Em nono lugar, é preciso ter presente que a educação escolar se dá num contexto específico e tem objetivos bem determinados. De uma parte, a expectativa social é que através da educação escolar todos possam ter preenchidas as condições básicas para o desenvolvimento do seu bem-estar, compreendendo isso desde o acesso aos bens culturais até à preparação para o trabalho e para o exercício das funções políticas requeridas pela sociedade. Por outro lado, não se pode esquecer que os significados que os alunos devem construir ao longo das atividades de aprendizagem não são significados quaisquer sobre conteúdos ou objetos quaisquer. Eles devem procurar construir significados tão convergentes quanto possível com aqueles socialmente atribuídos a conteúdos que, em sua maior parte, são criações culturais. Desse modo, a construção de significados pelo aluno é um processo que envolve interações complexas entre pelo menos três elementos: o próprio aluno, os conteúdos escolares e o professor. Nessa perspectiva, nas palavras de Coll , "a construção do conhecimento pelo aluno é claramente orientada a compartilhar significados e sentidos, enquanto o ensino é um conjunto de atividades sistemáticas mediante as quais professor e aluno chegam a compartilhar parcelas progressivamente mais amplas de significados com relação aos conteúdos do currículo escolar".
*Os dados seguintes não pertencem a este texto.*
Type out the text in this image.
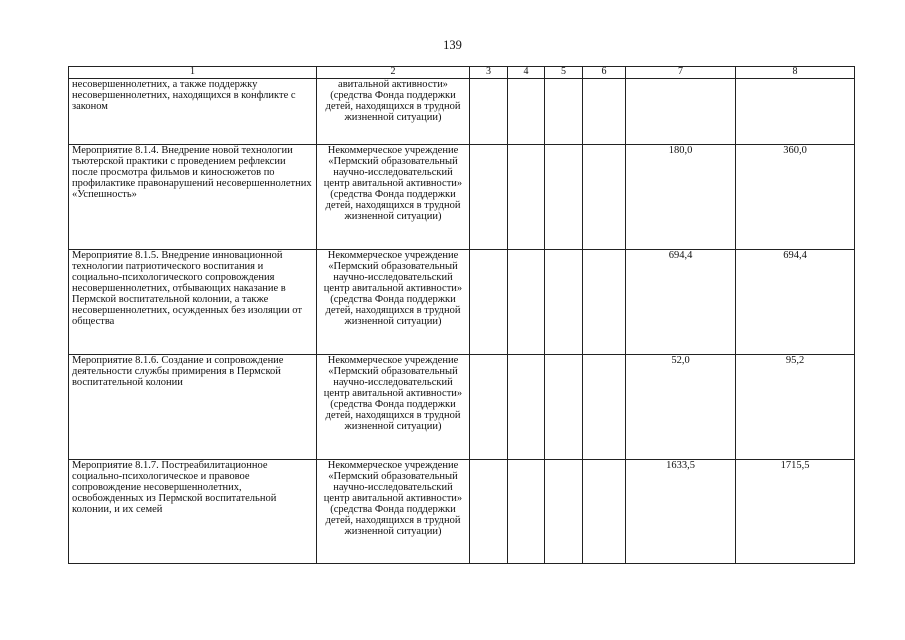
139
1	2	3	4	5	6	7	8
несовершеннолетних, а также поддержку несовершеннолетних, находящихся в конфликте с законом	авитальной активности» (средства Фонда поддержки детей, находящихся в трудной жизненной ситуации)						
Мероприятие 8.1.4. Внедрение новой технологии тьютерской практики с проведением рефлексии после просмотра фильмов и киносюжетов по профилактике правонарушений несовершеннолетних «Успешность»	Некоммерческое учреждение «Пермский образовательный научно-исследовательский центр авитальной активности» (средства Фонда поддержки детей, находящихся в трудной жизненной ситуации)					180,0	360,0
Мероприятие 8.1.5. Внедрение инновационной технологии патриотического воспитания и социально-психологического сопровождения несовершеннолетних, отбывающих наказание в Пермской воспитательной колонии, а также несовершеннолетних, осужденных без изоляции от общества	Некоммерческое учреждение «Пермский образовательный научно-исследовательский центр авитальной активности» (средства Фонда поддержки детей, находящихся в трудной жизненной ситуации)					694,4	694,4
Мероприятие 8.1.6. Создание и сопровождение деятельности службы примирения в Пермской воспитательной колонии	Некоммерческое учреждение «Пермский образовательный научно-исследовательский центр авитальной активности» (средства Фонда поддержки детей, находящихся в трудной жизненной ситуации)					52,0	95,2
Мероприятие 8.1.7. Постреабилитационное социально-психологическое и правовое сопровождение несовершеннолетних, освобожденных из Пермской воспитательной колонии, и их семей	Некоммерческое учреждение «Пермский образовательный научно-исследовательский центр авитальной активности» (средства Фонда поддержки детей, находящихся в трудной жизненной ситуации)					1633,5	1715,5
Face a essas considerações, convém concluir destacando que aprender significativamente quer dizer apropriar-se de instrumentos intelectuais que permitam a compreensão da realidade e mudanças no modo de agir sobre ela.

Em conclusão, as transformações que vêm ocorrendo na escola exigem de todos que nela atuam o esforço de superar velhos procedimentos, ajustando-os às novas concepções de ensinar, aprender e avaliar, sintonizadas com os resultados e perspectivas que as mais recentes pesquisas têm colocado ao alcance dos educadores.